Campbell Biology
- Title page for Biology by Neil Campbell (1987)
- Authors: Neil Campbell Jane Reece Lisa Urry
- Language: English
- Publisher: Benjamin Cummings
- Publication date: 1987
- Publication place: United States
- Media type: Print (Hardcover)

= Campbell Biology =

Biology textbook

Campbell Biology is a biology textbook used for introductory Biology and Advanced Placement Biology courses. The textbook was initially published in 1987 by American biologist Neil Campbell, and has been used internationally by over 700,000 students in both high school and college-level classes.

==History==
The first edition of the textbook was published in 1987 by Benjamin Cummings, an imprint of Pearson Education. Over time, the textbook was substantially revised and updated. American biologists Jane Reece and Lisa Urry have provided substantial pedagogical contributions, making it an internationally known biology textbook. It is used in 90 percent of AP Biology classes and 60 percent of introductory college biology courses. As of 2024, the textbook has been used by over 14 million students and has been translated into over 20 languages. The book is currently in its 13th edition.

==Contents==
The textbook is divided into eight separate units comprising 56 chapters. The organization of the units are logical, appropriate, and easy for first-year university students to follow and help them learn the content.

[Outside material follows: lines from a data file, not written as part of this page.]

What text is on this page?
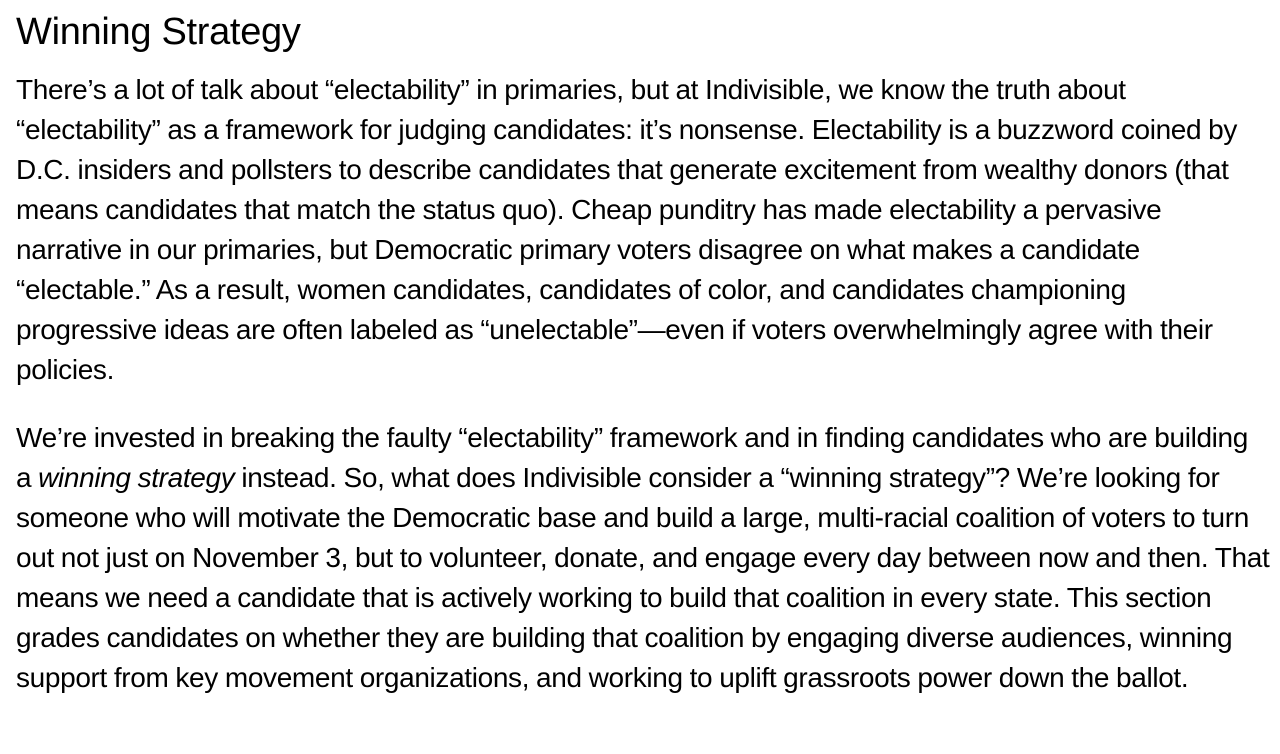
Winning Strategy

There’s a lot of talk about “electability” in primaries, but at Indivisible, we know the truth about “electability” as a framework for judging candidates: it’s nonsense. Electability is a buzzword coined by D.C. insiders and pollsters to describe candidates that generate excitement from wealthy donors (that means candidates that match the status quo). Cheap punditry has made electability a pervasive narrative in our primaries, but Democratic primary voters disagree on what makes a candidate “electable.” As a result, women candidates, candidates of color, and candidates championing progressive ideas are often labeled as “unelectable”—even if voters overwhelmingly agree with their policies.

We’re invested in breaking the faulty “electability” framework and in finding candidates who are building a winning strategy instead. So, what does Indivisible consider a “winning strategy”? We’re looking for someone who will motivate the Democratic base and build a large, multi-racial coalition of voters to turn out not just on November 3, but to volunteer, donate, and engage every day between now and then. That means we need a candidate that is actively working to build that coalition in every state. This section grades candidates on whether they are building that coalition by engaging diverse audiences, winning support from key movement organizations, and working to uplift grassroots power down the ballot.
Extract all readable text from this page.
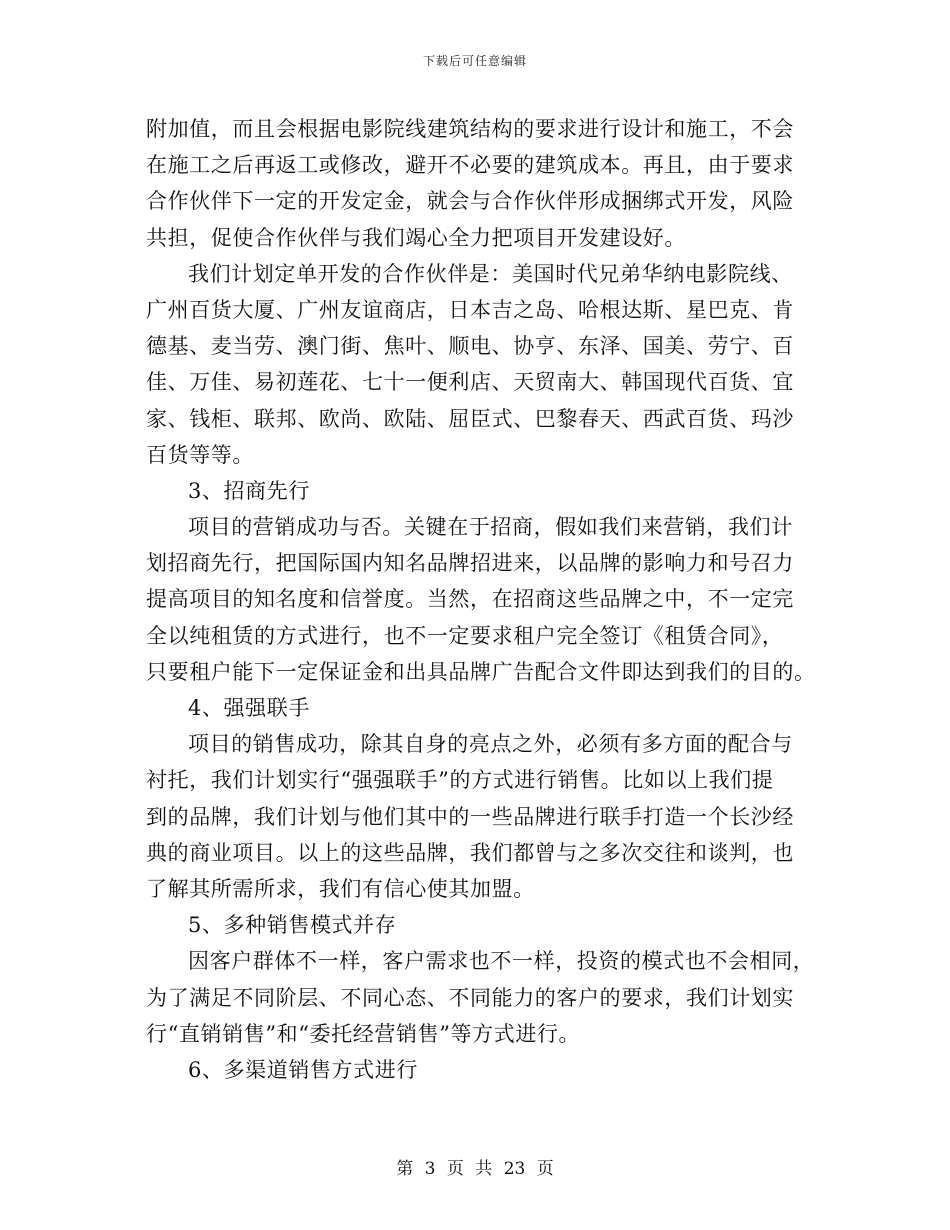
下载后可任意编辑
附加值，而且会根据电影院线建筑结构的要求进行设计和施工，不会
在施工之后再返工或修改，避开不必要的建筑成本。再且，由于要求
合作伙伴下一定的开发定金，就会与合作伙伴形成捆绑式开发，风险
共担，促使合作伙伴与我们竭心全力把项目开发建设好。
我们计划定单开发的合作伙伴是：美国时代兄弟华纳电影院线、
广州百货大厦、广州友谊商店，日本吉之岛、哈根达斯、星巴克、肯
德基、麦当劳、澳门街、焦叶、顺电、协亨、东泽、国美、劳宁、百
佳、万佳、易初莲花、七十一便利店、天贸南大、韩国现代百货、宜
家、钱柜、联邦、欧尚、欧陆、屈臣式、巴黎春天、西武百货、玛沙
百货等等。
3、招商先行
项目的营销成功与否。关键在于招商，假如我们来营销，我们计
划招商先行，把国际国内知名品牌招进来，以品牌的影响力和号召力
提高项目的知名度和信誉度。当然，在招商这些品牌之中，不一定完
全以纯租赁的方式进行，也不一定要求租户完全签订《租赁合同》，
只要租户能下一定保证金和出具品牌广告配合文件即达到我们的目的。
4、强强联手
项目的销售成功，除其自身的亮点之外，必须有多方面的配合与
衬托，我们计划实行“强强联手”的方式进行销售。比如以上我们提
到的品牌，我们计划与他们其中的一些品牌进行联手打造一个长沙经
典的商业项目。以上的这些品牌，我们都曾与之多次交往和谈判，也
了解其所需所求，我们有信心使其加盟。
5、多种销售模式并存
因客户群体不一样，客户需求也不一样，投资的模式也不会相同，
为了满足不同阶层、不同心态、不同能力的客户的要求，我们计划实
行“直销销售”和“委托经营销售”等方式进行。
6、多渠道销售方式进行
第 3 页 共 23 页
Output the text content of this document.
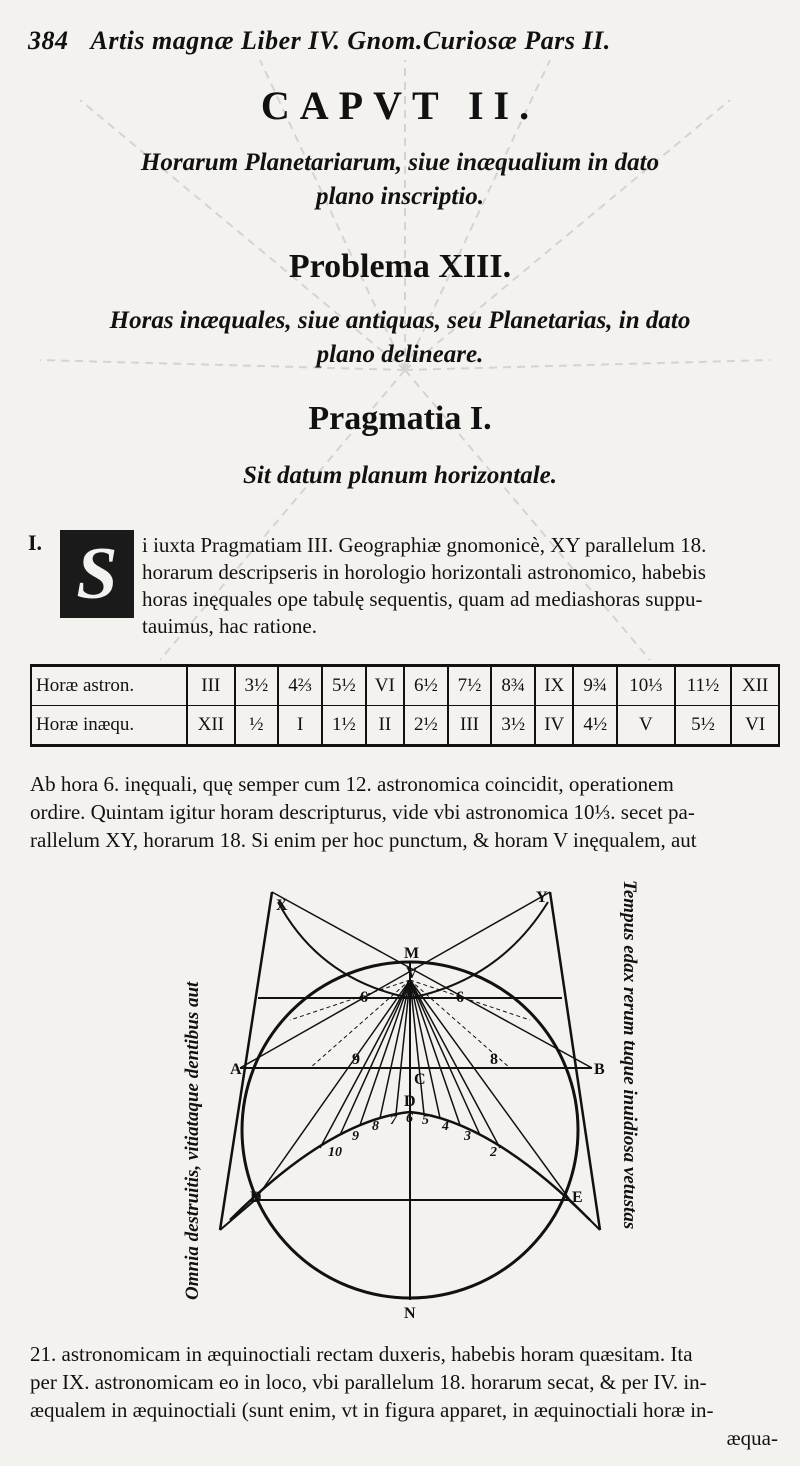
384 Artis magnæ Liber IV. Gnom.Curiosæ Pars II.
CAPVT II.
Horarum Planetariarum, siue inæqualium in dato
plano inscriptio.
Problema XIII.
Horas inæquales, siue antiquas, seu Planetarias, in dato
plano delineare.
Pragmatia I.
Sit datum planum horizontale.
I. S	i iuxta Pragmatiam III. Geographiæ gnomonicè, XY parallelum 18.
horarum descripseris in horologio horizontali astronomico, habebis
horas inęquales ope tabulę sequentis, quam ad mediashoras suppu-
tauimus, hac ratione.
Horæ astron.	III	3½	4⅔	5½	VI	6½	7½	8¾	IX	9¾	10⅓	11½	XII
Horæ inæqu.	XII	½	I	1½	II	2½	III	3½	IV	4½	V	5½	VI
Ab hora 6. inęquali, quę semper cum 12. astronomica coincidit, operationem
ordire. Quintam igitur horam descripturus, vide vbi astronomica 10⅓. secet pa-
rallelum XY, horarum 18. Si enim per hoc punctum, & horam V inęqualem, aut
M
V
X	Y
6	6
A	B
9	8
C
D
D	E
N
10
9
8 7 6 5 4
3
2
Omnia destruitis, vitiataque dentibus aut	Tempus edax rerum tuque inuidiosa vetustas
21. astronomicam in æquinoctiali rectam duxeris, habebis horam quæsitam. Ita
per IX. astronomicam eo in loco, vbi parallelum 18. horarum secat, & per IV. in-
æqualem in æquinoctiali (sunt enim, vt in figura apparet, in æquinoctiali horæ in-
æqua-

- The first unit is an introductory unit that introduces the scientific method and concepts of evolution.
- The second unit focuses on the various components of the cell as well as processes such as photosynthesis and cellular respiration.
- The third unit focuses on genetics and covers topics such as Mendelian genetics, DNA replication, transcription, and translation.
- The fourth unit focuses on the mechanisms of evolution and details natural selection, the Hardy–Weinberg principle and the history of life.
- The fifth unit focuses on bacteria, archaea, protists, plants, vertebrates, and invertebrates.
- The sixth unit focuses on plant anatomy.
- The seventh unit focuses on the circulatory system, respiratory system, immune system, endocrine system, and nervous system.
- The eighth unit focuses on ecology, ecosystems, and biomes.